Recruiting new customers is no small task. One Florida dentist meets the challenge by using a mix of tried-and-true and out-of-the-box marketing methods.
Recruiting new customers is no small task. Consider the plight of car dealerships. According to statistics from R.L. Polk Company, the average car on American roads is now close to 11 years old. And J.D. Power and Associates reports that the average trade-in at new-car dealerships is now 6.5 years old.
So, it’s critical for car dealerships to cultivate relationships with new customers.
The same is true for dentists and new patients.
“You always have to get new mouths in the door or your practice is going to shrivel up,” says Daniel Greenstein, DDS, with Mizner Park Dental, in Boca Raton, FL. “Aside from the recall for hygiene, which financially isn’t a high-ticket item, once you’ve done the dentistry on someone they don’t need more for quite a while.”
To address that dilemma, Greenstein and his colleagues have employed some traditional and some not-so-traditional strategies.
All In
Greenstein is a most gregarious individual. He’s active in the community, and routinely dispenses his business card.

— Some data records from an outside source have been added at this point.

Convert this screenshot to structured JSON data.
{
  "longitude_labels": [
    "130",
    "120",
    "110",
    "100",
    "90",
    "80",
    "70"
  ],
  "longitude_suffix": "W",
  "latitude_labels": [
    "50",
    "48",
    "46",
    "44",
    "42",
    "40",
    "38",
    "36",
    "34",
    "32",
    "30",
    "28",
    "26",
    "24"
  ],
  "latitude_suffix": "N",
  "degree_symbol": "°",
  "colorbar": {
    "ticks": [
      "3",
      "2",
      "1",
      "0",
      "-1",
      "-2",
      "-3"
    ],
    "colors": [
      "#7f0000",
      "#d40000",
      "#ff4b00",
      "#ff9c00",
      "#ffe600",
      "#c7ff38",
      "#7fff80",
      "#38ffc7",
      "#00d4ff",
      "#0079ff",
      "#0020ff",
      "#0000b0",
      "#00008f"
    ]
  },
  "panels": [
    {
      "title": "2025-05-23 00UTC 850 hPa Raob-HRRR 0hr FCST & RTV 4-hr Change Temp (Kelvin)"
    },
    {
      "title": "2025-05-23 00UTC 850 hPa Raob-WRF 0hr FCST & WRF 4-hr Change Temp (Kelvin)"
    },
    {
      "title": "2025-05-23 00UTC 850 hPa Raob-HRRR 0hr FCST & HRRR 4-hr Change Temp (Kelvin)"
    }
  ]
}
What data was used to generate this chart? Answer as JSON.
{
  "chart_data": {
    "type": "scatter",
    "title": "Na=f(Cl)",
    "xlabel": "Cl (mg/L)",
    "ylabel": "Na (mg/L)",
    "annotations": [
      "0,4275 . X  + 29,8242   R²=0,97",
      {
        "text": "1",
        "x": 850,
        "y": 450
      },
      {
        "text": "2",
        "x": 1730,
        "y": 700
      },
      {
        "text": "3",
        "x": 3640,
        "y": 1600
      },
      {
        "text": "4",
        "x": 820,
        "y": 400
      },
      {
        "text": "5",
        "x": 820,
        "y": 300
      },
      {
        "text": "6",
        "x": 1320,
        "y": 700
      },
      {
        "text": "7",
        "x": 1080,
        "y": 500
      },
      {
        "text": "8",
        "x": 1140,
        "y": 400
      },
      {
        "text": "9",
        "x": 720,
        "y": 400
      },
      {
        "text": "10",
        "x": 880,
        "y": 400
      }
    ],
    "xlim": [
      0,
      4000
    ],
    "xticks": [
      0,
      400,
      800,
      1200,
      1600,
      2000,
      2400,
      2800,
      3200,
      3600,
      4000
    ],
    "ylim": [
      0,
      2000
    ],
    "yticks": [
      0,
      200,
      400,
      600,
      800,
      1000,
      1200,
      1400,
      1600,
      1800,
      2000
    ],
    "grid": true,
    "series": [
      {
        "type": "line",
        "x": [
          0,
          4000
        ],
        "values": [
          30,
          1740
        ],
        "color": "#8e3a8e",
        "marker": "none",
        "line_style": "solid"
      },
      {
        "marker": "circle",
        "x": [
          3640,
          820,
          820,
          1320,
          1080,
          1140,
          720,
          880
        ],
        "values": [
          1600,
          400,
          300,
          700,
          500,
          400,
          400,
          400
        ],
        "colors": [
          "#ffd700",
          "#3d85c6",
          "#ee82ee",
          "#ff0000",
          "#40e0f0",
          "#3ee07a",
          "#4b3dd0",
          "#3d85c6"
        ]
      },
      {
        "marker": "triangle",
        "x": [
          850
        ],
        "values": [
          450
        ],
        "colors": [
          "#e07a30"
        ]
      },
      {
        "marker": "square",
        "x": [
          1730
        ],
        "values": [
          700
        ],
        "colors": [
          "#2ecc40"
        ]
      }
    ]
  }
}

He even leaves his card when paying the bill at a local restaurant.
But Greenstein doesn’t go it alone.
“From an internal marketing perspective, it’s important to make sure your staff is promoting you,” he says.
That means referring their family and friends. Asking satisfied patients to write online reviews, or providing them with several business cards to distribute.
“There’s a Starbucks right here in our plaza,” Greenstein explains. “When my staff goes there, they’ll give a card to the people who wait on them. We try to make sure [our staff] are ambassadors and help spread the word.”
He and his staff routinely ask new patients how they learned about the practice so that the practice may thank the individual who provided the referral. But Greenstein also acknowledges more can be done in this area.
“Before the Internet and social media, back in the days when yellow pages, mailers and coupons were the only way to meet new patients, we had three phone lines and one of them became our marketing line,” he says. “Whenever that line rang, we knew it came from the yellow pages ad or a coupon. But today we should be better at keeping track of where new patients come from.”
Outside the Box
In real estate, everything is about location. That’s one of the challenges Mizner Park Dental also faces. The practice is located on the third floor of an upscale shopping plaza with no signage above the shops.
“We’re buried upstairs,” Greenstein says. “I’ve bugged [the landlord] for years to give us a sign; even a little sign in the elevator, and they won’t. It makes me crazy.”
Crazy like a fox, that is. Greenstein and his colleague have a marketing car; a Fiat that is wrapped with the practice’s logo and phone number, and they take turns driving it around town.
“We try to park it in front of Starbucks, because there’s a lot of traffic there.”
And then there’s Greenstein’s comedy show, which he doesn’t specifically use to promote himself as a dentist, but the residual benefits are clear.
Back in the early 1990s, local restaurants and bars would put up a microphone one night a week and call themselves a comedy club. Greenstein began doing comedy bits making fun of dentists, insurers, and the like, and one day he was spotted by staff from America’s Funniest People television show.
“They wanted to film me,” he recalls. “I came in second and won $5,000. They had a public relations team, and that got me press locally.”
Greenstein went on to win a local fundraising event for multiple sclerosis called Boca’s Got Talent, and that earned him even more publicity. He has since been on National Public Radio, entertains at dental meetings around the country, and finished second in a contest promoted by Colgate called America’s Funniest Dentist.
“It’s an unorthodox way to meet new patients,” he says. “I often mention my phone number during my act—in English, Spanish and French.”
Solid Backing
Mizner Park Dental also engages in a wide range of traditional methods of recruiting new patients, including renting booths at local health fairs and community events, and having staff on hand to distribute small handouts, talk about teeth whitening, and engage the community.
“You have to have staff behind you,” Greenstein says. “We attend these events maybe twice a year. Sometimes they’re great, and sometimes they’re a dud. But two years later a new patient might come in, and when I ask how they heard about us, they say they still had the card from our booth at the health fair. So, you never know.”